Vulnerable children need care, not incarceration

This article is more than 2 years old

Lisa Harker from the Nuffield Family Justice Observatory says we need to rethink why young people are being deprived of their liberty

Instead of counting empty beds (Millions wasted on empty secure children’s home beds in England and Wales, says Labour, 27 January), we need to be counting children and asking ourselves why we are depriving so many of our vulnerable young people of their liberty in the first place.

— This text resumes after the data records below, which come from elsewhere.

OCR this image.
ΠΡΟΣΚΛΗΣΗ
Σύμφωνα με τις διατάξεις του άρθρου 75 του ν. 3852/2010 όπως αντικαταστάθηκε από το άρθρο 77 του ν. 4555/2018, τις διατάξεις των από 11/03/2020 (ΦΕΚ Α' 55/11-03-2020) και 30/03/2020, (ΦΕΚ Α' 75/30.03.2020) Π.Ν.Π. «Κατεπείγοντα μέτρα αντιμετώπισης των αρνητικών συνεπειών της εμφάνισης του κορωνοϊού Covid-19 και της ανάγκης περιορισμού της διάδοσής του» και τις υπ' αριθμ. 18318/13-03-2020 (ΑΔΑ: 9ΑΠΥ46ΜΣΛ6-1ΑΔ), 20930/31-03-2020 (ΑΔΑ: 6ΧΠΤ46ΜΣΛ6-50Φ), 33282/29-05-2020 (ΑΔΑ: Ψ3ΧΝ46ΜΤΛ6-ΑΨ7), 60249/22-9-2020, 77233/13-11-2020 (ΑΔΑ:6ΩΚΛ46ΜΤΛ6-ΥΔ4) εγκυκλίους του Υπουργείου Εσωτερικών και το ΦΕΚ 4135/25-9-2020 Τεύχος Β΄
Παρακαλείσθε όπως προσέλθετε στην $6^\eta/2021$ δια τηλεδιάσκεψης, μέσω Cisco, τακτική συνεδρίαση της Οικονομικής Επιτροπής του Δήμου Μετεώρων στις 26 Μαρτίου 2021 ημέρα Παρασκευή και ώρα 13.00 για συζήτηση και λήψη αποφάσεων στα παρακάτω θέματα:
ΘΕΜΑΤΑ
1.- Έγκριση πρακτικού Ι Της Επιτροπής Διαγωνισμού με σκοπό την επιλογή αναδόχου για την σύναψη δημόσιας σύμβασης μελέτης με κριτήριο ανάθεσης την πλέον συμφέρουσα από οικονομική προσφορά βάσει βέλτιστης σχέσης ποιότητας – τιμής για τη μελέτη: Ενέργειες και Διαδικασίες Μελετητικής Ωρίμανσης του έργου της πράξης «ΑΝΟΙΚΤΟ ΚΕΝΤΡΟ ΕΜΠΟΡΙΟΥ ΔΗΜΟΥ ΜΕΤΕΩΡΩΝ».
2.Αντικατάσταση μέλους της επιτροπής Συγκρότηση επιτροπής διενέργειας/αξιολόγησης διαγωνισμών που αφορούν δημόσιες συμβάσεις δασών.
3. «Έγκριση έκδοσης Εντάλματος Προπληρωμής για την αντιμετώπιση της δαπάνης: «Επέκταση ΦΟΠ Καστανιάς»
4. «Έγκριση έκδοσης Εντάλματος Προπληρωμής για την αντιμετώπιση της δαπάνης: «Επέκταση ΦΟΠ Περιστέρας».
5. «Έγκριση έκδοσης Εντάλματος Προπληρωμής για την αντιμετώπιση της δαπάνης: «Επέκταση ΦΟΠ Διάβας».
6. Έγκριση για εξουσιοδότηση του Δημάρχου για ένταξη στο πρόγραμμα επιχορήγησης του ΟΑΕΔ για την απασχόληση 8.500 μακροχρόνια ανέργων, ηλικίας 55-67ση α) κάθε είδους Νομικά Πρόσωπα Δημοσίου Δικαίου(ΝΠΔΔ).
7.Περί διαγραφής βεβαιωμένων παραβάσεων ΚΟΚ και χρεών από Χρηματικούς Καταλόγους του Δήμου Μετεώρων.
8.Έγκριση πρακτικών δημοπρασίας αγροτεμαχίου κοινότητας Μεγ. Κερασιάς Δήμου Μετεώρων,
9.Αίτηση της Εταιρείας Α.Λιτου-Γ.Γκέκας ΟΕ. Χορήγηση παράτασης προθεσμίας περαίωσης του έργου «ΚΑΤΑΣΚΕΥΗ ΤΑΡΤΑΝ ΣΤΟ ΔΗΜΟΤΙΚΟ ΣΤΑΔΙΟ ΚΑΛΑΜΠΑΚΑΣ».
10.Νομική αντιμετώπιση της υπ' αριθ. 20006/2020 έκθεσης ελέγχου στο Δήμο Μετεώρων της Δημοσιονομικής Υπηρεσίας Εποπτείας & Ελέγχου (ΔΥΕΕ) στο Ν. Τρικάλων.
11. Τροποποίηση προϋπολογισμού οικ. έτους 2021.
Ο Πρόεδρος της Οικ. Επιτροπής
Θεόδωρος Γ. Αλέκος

While the number of children held in custody has indeed declined over the past decade, the numbers being held for their own welfare have been rising. A growing body of evidence shows that these two groups are largely the same children. We know that up to half of children in custody have been in care at some point in their lives. Children placed in secure settings – whether through youth custody or because of risks to their safety – have had similar experiences of trauma and disadvantage from early childhood and therefore have similar needs.

Hidden in these figures are the most vulnerable children of all who, in dramatically rising numbers, cannot be found a place in a secure children’s home because of a lack of available beds or because they are deemed too “challenging”. These children simply disappear from view. They don’t appear in published data. We don’t know how many there are, or where they are placed.

We need to rethink how we improve the lives of the most vulnerable children in our society and be clear about the purpose of depriving young people of their liberty – is it care or incarceration?